Apparently, the US government forces raisin producers to give it part of their annual crop to prevent oversupply. The US Department of Agriculture had been authorized since 1937 to keep commodity prices, including those for raisins, steady by managing supply.
It takes the dried fruit without payment and this has created enough tension for it to get to the Supreme Court and a challenge that might overturn the whole system.
What’s wrong with letting market forces determine the price of raisins rather than the US government doing so (by force)?
Several Supreme Court judges have expressed doubt about the whole procedure, two California farmers are citing the Constitution, which forbids the taking of private property without “just compensation” and everyone seems to be generally puzzled that such a system is allowed to persist in the 21st century. Justice Antonin Scalia has compared it to old-style Russian central planning and Justice Elena Kagan has called it a “weird historical anomaly.”
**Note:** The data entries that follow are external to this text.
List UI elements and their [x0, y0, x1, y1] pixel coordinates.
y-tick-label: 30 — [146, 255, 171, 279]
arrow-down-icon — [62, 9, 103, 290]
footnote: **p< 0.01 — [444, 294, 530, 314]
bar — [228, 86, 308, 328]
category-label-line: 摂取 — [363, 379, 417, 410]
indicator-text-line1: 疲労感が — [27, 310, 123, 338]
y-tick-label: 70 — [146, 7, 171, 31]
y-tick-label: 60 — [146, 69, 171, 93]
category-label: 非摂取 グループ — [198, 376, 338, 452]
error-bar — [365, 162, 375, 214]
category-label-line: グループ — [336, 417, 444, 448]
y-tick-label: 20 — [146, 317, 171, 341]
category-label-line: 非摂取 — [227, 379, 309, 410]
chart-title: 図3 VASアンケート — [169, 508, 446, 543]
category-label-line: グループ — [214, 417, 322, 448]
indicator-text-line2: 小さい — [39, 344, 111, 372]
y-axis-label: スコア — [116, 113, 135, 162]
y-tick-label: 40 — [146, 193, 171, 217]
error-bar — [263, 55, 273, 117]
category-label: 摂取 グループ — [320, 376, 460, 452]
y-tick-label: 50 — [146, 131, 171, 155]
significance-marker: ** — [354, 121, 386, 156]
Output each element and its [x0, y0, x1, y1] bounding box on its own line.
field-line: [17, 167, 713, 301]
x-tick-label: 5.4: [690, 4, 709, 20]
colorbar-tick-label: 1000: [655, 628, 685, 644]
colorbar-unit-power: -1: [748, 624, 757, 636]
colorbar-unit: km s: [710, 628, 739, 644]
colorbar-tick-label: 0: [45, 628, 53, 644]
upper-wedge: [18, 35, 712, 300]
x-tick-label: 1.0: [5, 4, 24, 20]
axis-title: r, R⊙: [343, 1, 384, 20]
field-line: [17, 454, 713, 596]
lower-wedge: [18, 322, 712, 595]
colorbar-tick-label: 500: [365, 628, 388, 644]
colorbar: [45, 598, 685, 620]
To understand exactly how much of an anomaly, consider this: a Raisin Administrative Committee decides the percentage of crop the raisin handlers must turn over to the government each year. These are called reserves and they are not sold on the open market – they are donated to federal agencies, charities, foreign governments – any profits are used to fund the Raisin Administrative Committee. Any excess goes back to the producers.
What a rigorous and roundabout way of keeping prices steady. Whatever happened to the free market?
Or is the lesson the following: that the market can only be free because of insidious controls?